Quishing — QR-code phishing — was a curiosity two years ago and is now the dominant initial vector in many of the campaigns we instrument. The shift is faster than most awareness programmes have caught up to, and the mitigation requires more than email-layer work.
The mechanism is simple. The phishing message contains a QR code rather than a clickable URL. The user scans it on a personal mobile device, leaving the corporate proxy and email-security perimeter entirely. Detection moves from corporate infrastructure to whatever mobile-threat tooling the device happens to have running — usually nothing.
This is not a fixable problem in the email layer alone.
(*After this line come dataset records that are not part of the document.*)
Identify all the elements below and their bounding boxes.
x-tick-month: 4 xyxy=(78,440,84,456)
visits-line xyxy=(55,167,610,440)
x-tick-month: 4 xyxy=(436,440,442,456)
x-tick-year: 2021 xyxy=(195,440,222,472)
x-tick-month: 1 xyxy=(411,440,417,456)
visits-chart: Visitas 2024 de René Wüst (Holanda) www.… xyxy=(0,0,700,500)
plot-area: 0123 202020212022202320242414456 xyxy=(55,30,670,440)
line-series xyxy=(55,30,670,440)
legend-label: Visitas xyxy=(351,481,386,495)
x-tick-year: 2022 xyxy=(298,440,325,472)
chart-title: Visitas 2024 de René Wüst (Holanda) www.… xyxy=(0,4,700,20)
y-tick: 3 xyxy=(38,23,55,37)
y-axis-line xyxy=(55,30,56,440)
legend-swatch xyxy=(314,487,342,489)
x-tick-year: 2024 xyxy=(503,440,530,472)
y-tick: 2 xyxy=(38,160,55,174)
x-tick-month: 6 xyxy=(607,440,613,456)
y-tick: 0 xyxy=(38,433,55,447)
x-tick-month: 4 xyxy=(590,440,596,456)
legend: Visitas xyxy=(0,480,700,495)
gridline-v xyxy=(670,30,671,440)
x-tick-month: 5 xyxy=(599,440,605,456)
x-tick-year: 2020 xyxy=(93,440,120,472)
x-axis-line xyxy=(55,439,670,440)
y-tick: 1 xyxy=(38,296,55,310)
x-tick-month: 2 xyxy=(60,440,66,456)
Image-OCR scanning catches some of the volume but adds latency, and adversaries are using techniques (image embedding within PDFs, dynamic QR generation, QR codes embedded in image-based signatures) that defeat naïve OCR.
Mobile device management posture, mobile threat detection capability, and explicit awareness training around mobile click-out are now load-bearing parts of an awareness programme. Most of our customers are still reasoning about "click the link" as the moment of compromise. The reality is that the moment of compromise increasingly happens on a device the corporate environment has no telemetry on.
For awareness training, the message has to evolve. The default training narrative — hover over the link to check the URL — is irrelevant in a quishing scenario; there is no URL to hover over. The new narrative is about context: should this email be asking me to scan a QR code? Why is this code being delivered by email rather than presented in a context where scanning would be expected (a printed flyer, a physical sign)?
We have added quishing-specific modules to our standard awareness curriculum and run quishing-vector campaigns as part of every simulation programme. The early data from clients running both email and quishing simulation suggests that quishing-resilience develops independently from email-resilience — the underlying behavioural mechanism is genuinely different.
Operational implications: review your MDM posture for personal-device scenarios; add QR-code awareness to your curriculum; include quishing campaigns in your simulation library; instrument the mobile click-out where you can.